Prep Time 20 minutes
Cook Time 12 minutes
Total Time 32 minutes
Servings: 24
Course: Dessert, Snack
Cuisine: American
Calories: 130

Ingredients
  

  • 1 1/2 cups all-purpose flour
  • 1/2 teaspoon baking soda
  • 1/2 teaspoon baking powder
  • 1/4 teaspoon salt
  • 1/2 cup unsalted butter, softened to room temperature
  • 1 cup creamy peanut butter commercial brand like Jif or Skippy
  • 1/2 cup granulated sugar
  • 1/2 cup packed light brown sugar
  • 1 large egg, at room temperature
  • 1 teaspoon pure vanilla extract
  • 1/4 cup extra granulated sugar, for rolling and pressing

Equipment

  • Stand mixer with paddle attachment or a hand mixer
  • Large mixing bowl
  • Medium mixing bowl
  • whisk
  • Two baking sheets
  • parchment paper
  • Medium Cookie Scoop (1.5 tablespoon size)
  • Fork
  • wire cooling rack

Method
 

  1. Preheat your oven to 375°F (190°C). Line two baking sheets with parchment paper and arrange oven racks in the upper and lower thirds.
  2. In a medium bowl, whisk together the all-purpose flour, baking soda, baking powder, and salt. Set aside.
  3. In a large bowl using a hand mixer or in the bowl of a stand mixer with the paddle attachment, beat the softened butter and peanut butter on medium speed until smooth.
  4. Add the granulated sugar and packed brown sugar.

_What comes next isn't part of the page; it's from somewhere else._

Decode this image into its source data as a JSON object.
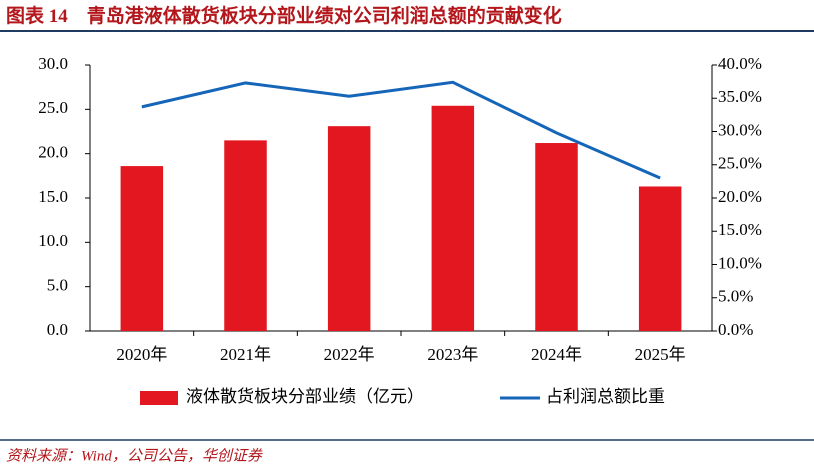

Cream on medium-high speed for 2-3 minutes until the mixture is light, pale, and fluffy.
  5. Reduce the mixer speed to low and add the room temperature egg and vanilla extract. Mix just until fully incorporated, scraping down the sides of the bowl as needed.
  6. With the mixer on its lowest speed, gradually add the dry flour mixture. Mix only until the last streaks of flour have disappeared. Do not overmix.
  7. Use a medium cookie scoop (about 1.5 tablespoons) to portion the dough. Roll each portion into a smooth ball. For extra crunch, roll the balls in the extra granulated sugar.
  8. Place the dough balls about 2 inches apart on the prepared baking sheets. Dip a fork in granulated sugar and gently press it onto a cookie ball. Turn the fork 90 degrees and press again to create a crisscross pattern.
  9. Bake for 10 to 12 minutes, rotating the baking sheets top-to-bottom and front-to-back halfway through. The cookies are done when the edges are golden brown and the centers look slightly soft.
  10. Let the cookies cool on the baking sheets for 5 minutes before carefully transferring them to a wire rack to cool completely. They will firm up as they cool.

Notes

Do not overbake; pull the cookies from the oven when the centers still look a little soft to ensure a chewy texture. If the dough is too soft to handle, chill it in the refrigerator for 20-30 minutes. For best results, use a standard commercial creamy peanut butter, as natural peanut butters can make the cookies greasy. Store cooled cookies in an airtight container at room temperature for up to 5 days. For variations, consider adding 1/2 cup of semi-sweet chocolate chips, chopped peanuts, or 1/2 teaspoon of cinnamon to the dough.